The long outdoor walks of the last few days have left us each with an inch of mud caked to the bottom of our shoes (yet the prospect of “mud-larking” still looms in the future--look it up, Dad!). Today I read the class an excerpt from Virgina Woolf as we visited her memorial. A portion of it read: “for in winter the champagne brightness of the air and the sociability of the streets are grateful.” We’ve found Woolf’s sentiments to be true. Although the wind can be astonishingly cold at times, the time spent outside has proven worth it.
Recently, we’ve found ourselves meditating on the deaths of important literary scholars such as Woolf and Keats. On Saturday, we visited John Keats’s house in Hamstead where he generated some of his most famous poetry. Visiting one of the last residences of a young visionary before his untimely death at 25 was a sobering experience for this group of 19-22 year old travelers.

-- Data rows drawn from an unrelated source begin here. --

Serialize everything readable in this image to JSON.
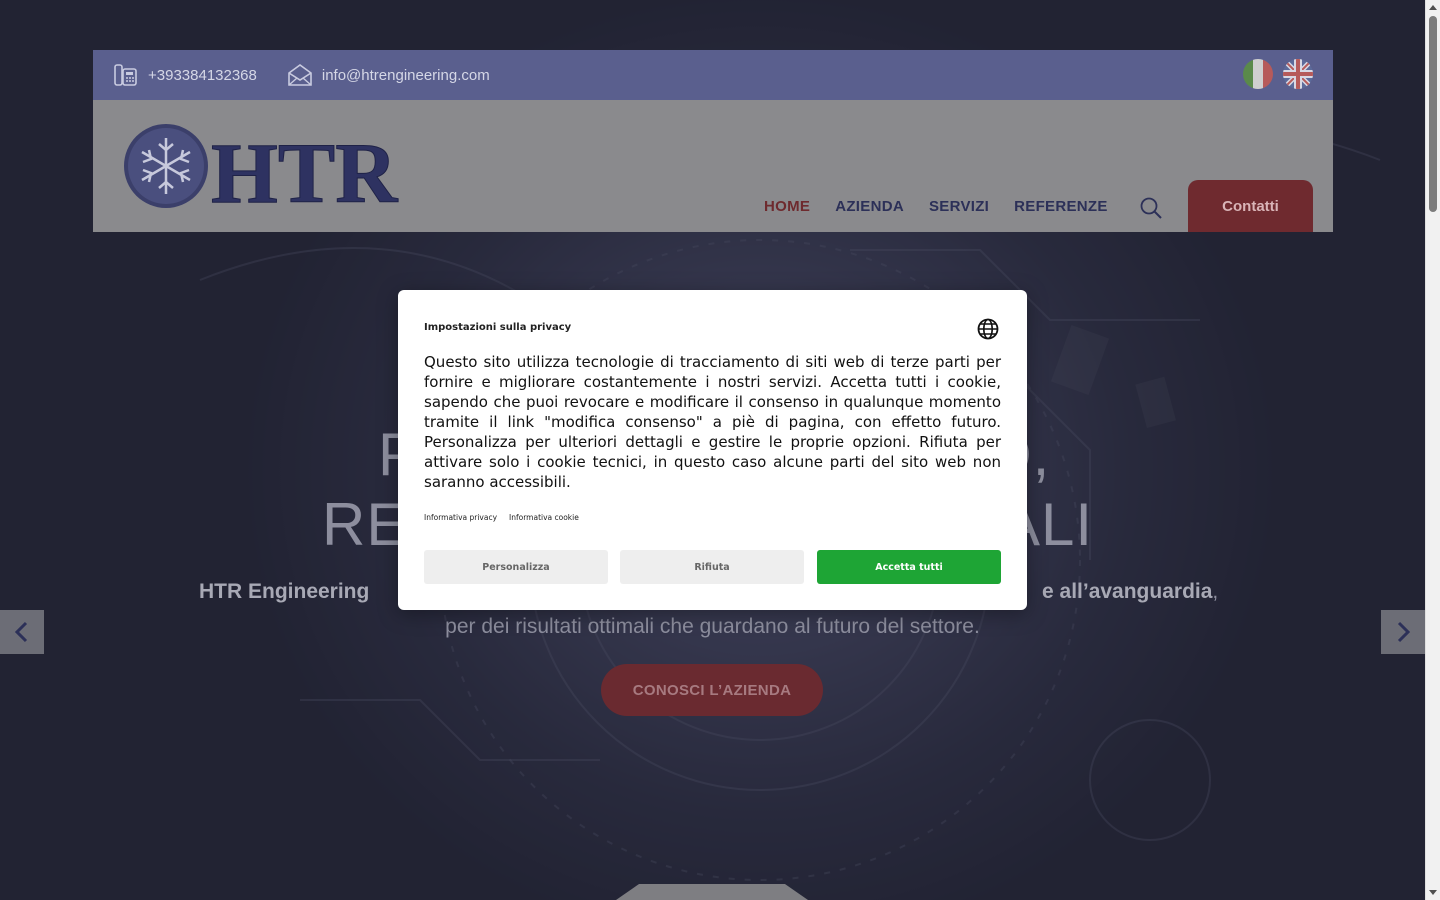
{
  "topbar": {
    "phone": "+393384132368",
    "email": "info@htrengineering.com",
    "phone_icon": "phone-icon",
    "email_icon": "email-icon"
  },
  "header": {
    "logo_text": "HTR",
    "nav": [
      {
        "label": "HOME",
        "active": true
      },
      {
        "label": "AZIENDA"
      },
      {
        "label": "SERVIZI"
      },
      {
        "label": "REFERENZE"
      }
    ],
    "contact_button": "Contatti"
  },
  "hero": {
    "title_line1_left": "P",
    "title_line1_right": "O,",
    "title_line2_left": "RE",
    "title_line2_right": "ALI",
    "subtitle_left_bold": "HTR Engineering",
    "subtitle_right_bold": "e all’avanguardia",
    "subtitle_right_end": ",",
    "subtitle_line2": "per dei risultati ottimali che guardano al futuro del settore.",
    "cta": "CONOSCI L’AZIENDA"
  },
  "cookie_modal": {
    "title": "Impostazioni sulla privacy",
    "body": "Questo sito utilizza tecnologie di tracciamento di siti web di terze parti per fornire e migliorare costantemente i nostri servizi. Accetta tutti i cookie, sapendo che puoi revocare e modificare il consenso in qualunque momento tramite il link \"modifica consenso\" a piè di pagina, con effetto futuro. Personalizza per ulteriori dettagli e gestire le proprie opzioni. Rifiuta per attivare solo i cookie tecnici, in questo caso alcune parti del sito web non saranno accessibili.",
    "link_privacy": "Informativa privacy",
    "link_cookie": "Informativa cookie",
    "btn_customize": "Personalizza",
    "btn_reject": "Rifiuta",
    "btn_accept": "Accetta tutti"
  },
  "colors": {
    "topbar": "#5a5f8e",
    "accent_red": "#b5343d",
    "accept_green": "#1ea535",
    "nav_blue": "#2c3058"
  }
}
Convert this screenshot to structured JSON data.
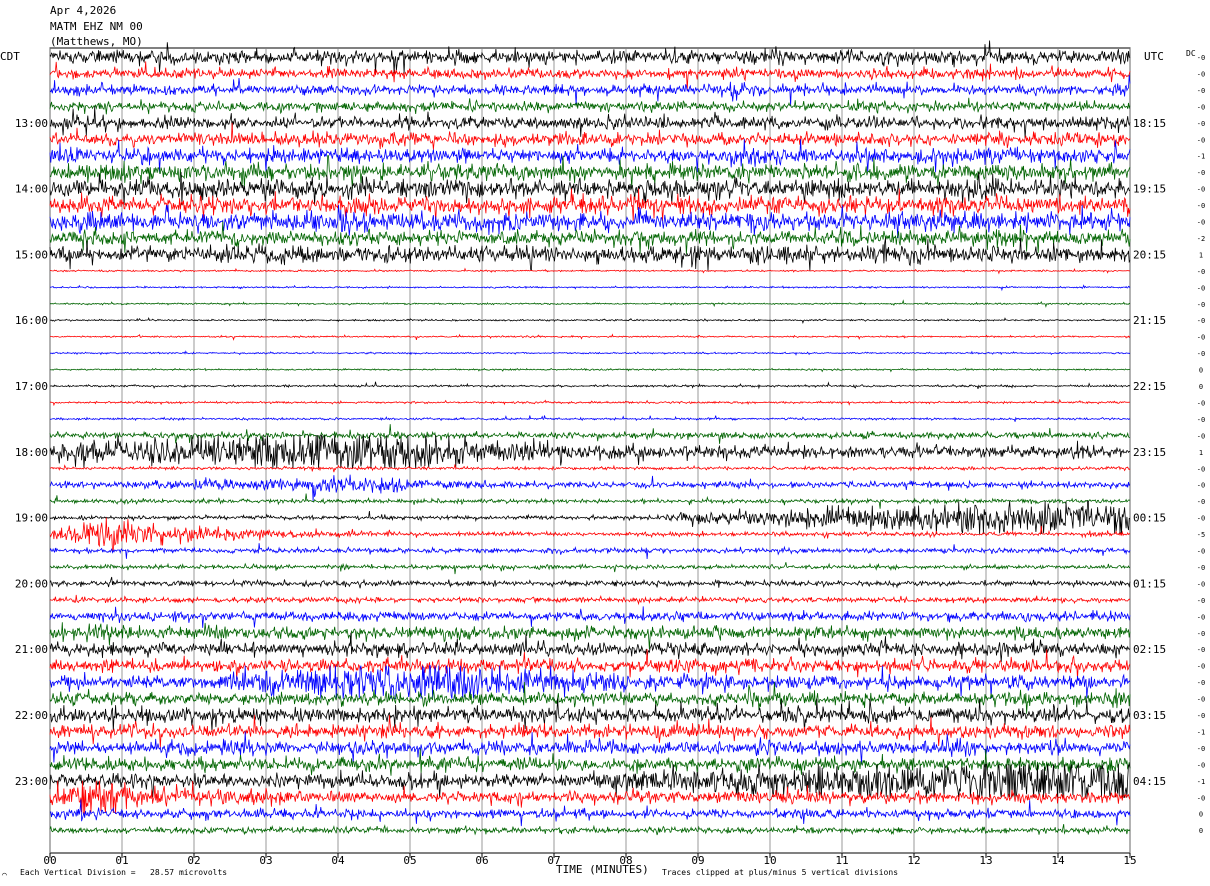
{
  "header": {
    "date": "Apr 4,2026",
    "station": "MATM EHZ NM 00",
    "location": "(Matthews, MO)"
  },
  "left_axis_label": "CDT",
  "right_axis_label": "UTC",
  "dc_label": "DC",
  "footer": {
    "scale_note": "Each Vertical Division =   28.57 microvolts",
    "xlabel": "TIME (MINUTES)",
    "clip_note": "Traces clipped at plus/minus 5 vertical divisions",
    "corner_mark": "⌒"
  },
  "colors": {
    "trace_cycle": [
      "#000000",
      "#ff0000",
      "#0000ff",
      "#006400"
    ],
    "grid": "#808080"
  },
  "chart_data": {
    "type": "helicorder",
    "x_ticks": [
      "00",
      "01",
      "02",
      "03",
      "04",
      "05",
      "06",
      "07",
      "08",
      "09",
      "10",
      "11",
      "12",
      "13",
      "14",
      "15"
    ],
    "x_range": [
      0,
      15
    ],
    "minutes_per_line": 15,
    "left_hour_labels": [
      {
        "line": 4,
        "label": "13:00"
      },
      {
        "line": 8,
        "label": "14:00"
      },
      {
        "line": 12,
        "label": "15:00"
      },
      {
        "line": 16,
        "label": "16:00"
      },
      {
        "line": 20,
        "label": "17:00"
      },
      {
        "line": 24,
        "label": "18:00"
      },
      {
        "line": 28,
        "label": "19:00"
      },
      {
        "line": 32,
        "label": "20:00"
      },
      {
        "line": 36,
        "label": "21:00"
      },
      {
        "line": 40,
        "label": "22:00"
      },
      {
        "line": 44,
        "label": "23:00"
      }
    ],
    "right_hour_labels": [
      {
        "line": 4,
        "label": "18:15"
      },
      {
        "line": 8,
        "label": "19:15"
      },
      {
        "line": 12,
        "label": "20:15"
      },
      {
        "line": 16,
        "label": "21:15"
      },
      {
        "line": 20,
        "label": "22:15"
      },
      {
        "line": 24,
        "label": "23:15"
      },
      {
        "line": 28,
        "label": "00:15"
      },
      {
        "line": 32,
        "label": "01:15"
      },
      {
        "line": 36,
        "label": "02:15"
      },
      {
        "line": 40,
        "label": "03:15"
      },
      {
        "line": 44,
        "label": "04:15"
      }
    ],
    "dc_offsets": [
      "-0",
      "-0",
      "-0",
      "-0",
      "-0",
      "-0",
      "-1",
      "-0",
      "-0",
      "-0",
      "-0",
      "-2",
      "1",
      "-0",
      "-0",
      "-0",
      "-0",
      "-0",
      "-0",
      "0",
      "0",
      "-0",
      "-0",
      "-0",
      "1",
      "-0",
      "-0",
      "-0",
      "-0",
      "-5",
      "-0",
      "-0",
      "-0",
      "-0",
      "-0",
      "-0",
      "-0",
      "-0",
      "-0",
      "-0",
      "-0",
      "-1",
      "-0",
      "-0",
      "-1",
      "-0",
      "0",
      "0"
    ],
    "trace_count": 48,
    "noise_level": [
      1.4,
      1.0,
      1.0,
      1.0,
      1.2,
      1.3,
      1.5,
      1.6,
      1.8,
      1.7,
      1.9,
      1.5,
      1.6,
      0.15,
      0.15,
      0.15,
      0.15,
      0.15,
      0.15,
      0.15,
      0.2,
      0.2,
      0.2,
      0.6,
      1.2,
      0.3,
      0.6,
      0.4,
      0.4,
      0.4,
      0.5,
      0.4,
      0.5,
      0.5,
      0.9,
      1.3,
      1.3,
      1.3,
      1.3,
      1.3,
      1.5,
      1.3,
      1.3,
      1.3,
      1.4,
      1.2,
      0.9,
      0.6
    ],
    "events": [
      {
        "line": 24,
        "start_min": 0.0,
        "peak_min": 4.5,
        "end_min": 9.2,
        "peak_amp": 5,
        "clipped": true
      },
      {
        "line": 26,
        "start_min": 1.0,
        "peak_min": 4.5,
        "end_min": 7.0,
        "peak_amp": 1.6
      },
      {
        "line": 29,
        "start_min": 0.0,
        "peak_min": 0.8,
        "end_min": 4.8,
        "peak_amp": 5,
        "clipped": true
      },
      {
        "line": 28,
        "start_min": 8.5,
        "peak_min": 15.0,
        "end_min": 15.0,
        "peak_amp": 5,
        "clipped": true
      },
      {
        "line": 38,
        "start_min": 2.2,
        "peak_min": 5.5,
        "end_min": 10.5,
        "peak_amp": 4.5
      },
      {
        "line": 44,
        "start_min": 7.5,
        "peak_min": 15.0,
        "end_min": 15.0,
        "peak_amp": 5,
        "clipped": true
      },
      {
        "line": 45,
        "start_min": 0.0,
        "peak_min": 0.8,
        "end_min": 3.5,
        "peak_amp": 5,
        "clipped": true
      }
    ]
  }
}
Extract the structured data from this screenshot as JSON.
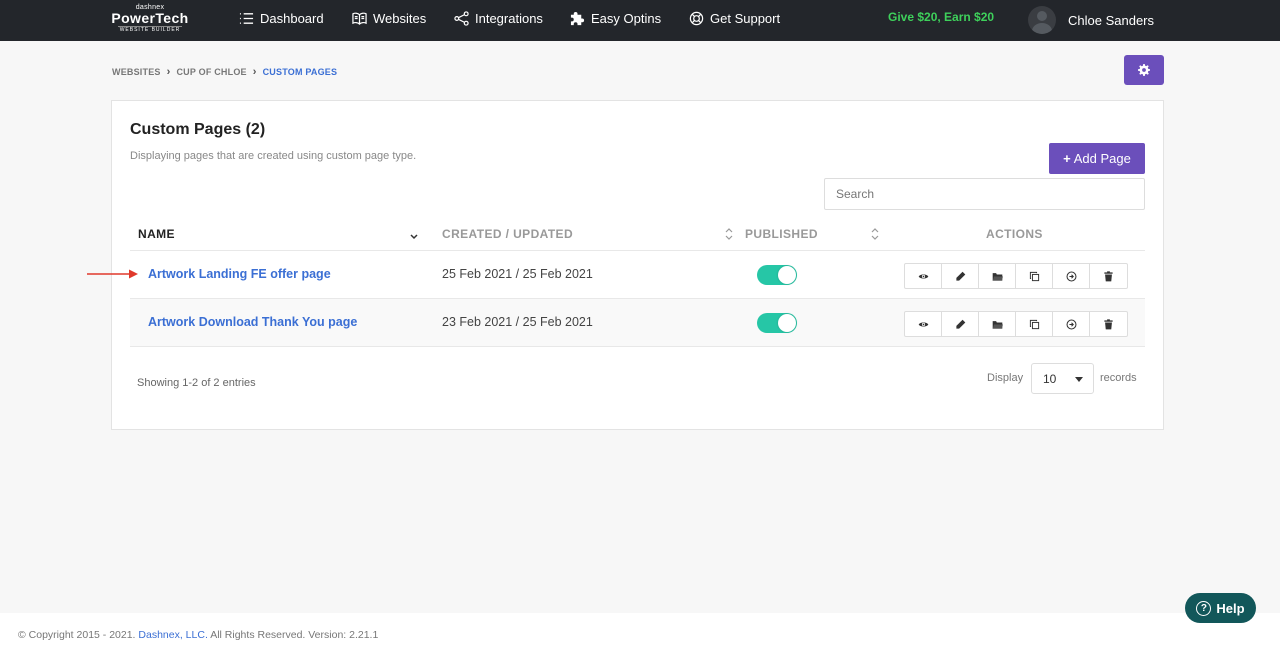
{
  "logo": {
    "small": "dashnex",
    "big": "PowerTech",
    "sub": "WEBSITE BUILDER"
  },
  "nav": {
    "items": [
      {
        "label": "Dashboard",
        "icon": "list-icon"
      },
      {
        "label": "Websites",
        "icon": "book-icon"
      },
      {
        "label": "Integrations",
        "icon": "share-icon"
      },
      {
        "label": "Easy Optins",
        "icon": "puzzle-icon"
      },
      {
        "label": "Get Support",
        "icon": "lifebuoy-icon"
      }
    ],
    "promo": "Give $20, Earn $20",
    "user_name": "Chloe Sanders",
    "promo_color": "#3ed05b"
  },
  "breadcrumb": {
    "items": [
      "WEBSITES",
      "CUP OF CHLOE",
      "CUSTOM PAGES"
    ]
  },
  "card": {
    "title": "Custom Pages (2)",
    "subtitle": "Displaying pages that are created using custom page type.",
    "add_button": "Add Page",
    "search_placeholder": "Search"
  },
  "table": {
    "headers": {
      "name": "NAME",
      "created": "CREATED / UPDATED",
      "published": "PUBLISHED",
      "actions": "ACTIONS"
    },
    "rows": [
      {
        "name": "Artwork Landing FE offer page",
        "dates": "25 Feb 2021 / 25 Feb 2021",
        "published": true
      },
      {
        "name": "Artwork Download Thank You page",
        "dates": "23 Feb 2021 / 25 Feb 2021",
        "published": true
      }
    ],
    "action_icons": [
      "eye-icon",
      "pencil-icon",
      "folder-icon",
      "copy-icon",
      "arrow-circle-icon",
      "trash-icon"
    ]
  },
  "pagination": {
    "showing": "Showing 1-2 of 2 entries",
    "display_label": "Display",
    "display_value": "10",
    "records_label": "records"
  },
  "footer": {
    "prefix": "© Copyright 2015 - 2021.",
    "company": "Dashnex, LLC.",
    "suffix": "All Rights Reserved. Version: 2.21.1"
  },
  "help": {
    "label": "Help"
  },
  "colors": {
    "accent": "#6b4fbb",
    "link": "#3b6fd4",
    "toggle": "#26c6a6",
    "help": "#12575a"
  }
}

On Friday, we pondered the educations of these young scholars and came to recognize how deeply the class system is engrained in English society. Lord Byron, another young romantic, attended the elite boys school, Harrow, which we had the pleasure of touring. Since the early years of the school in the 16th century, it’s been tradition for enrolled boys to carve their names in the wooden paneling of the main schoolroom (many of us were delighted to discover that this particular space served as one of the many sets of the Harry Potter films).
In contrast, we spent the afternoon at the old operating theatre and hospital at which John Keats trained as a physician out of a serious need to support his family and keep them out of poverty. Learning about 18th century medicine and surgery (not to mention, the utter lack of anesthetics) made some of our stomachs turn. Nevertheless, it provides us with a good look at the early life of John Keats and the inspiration for a lot of his later poetry.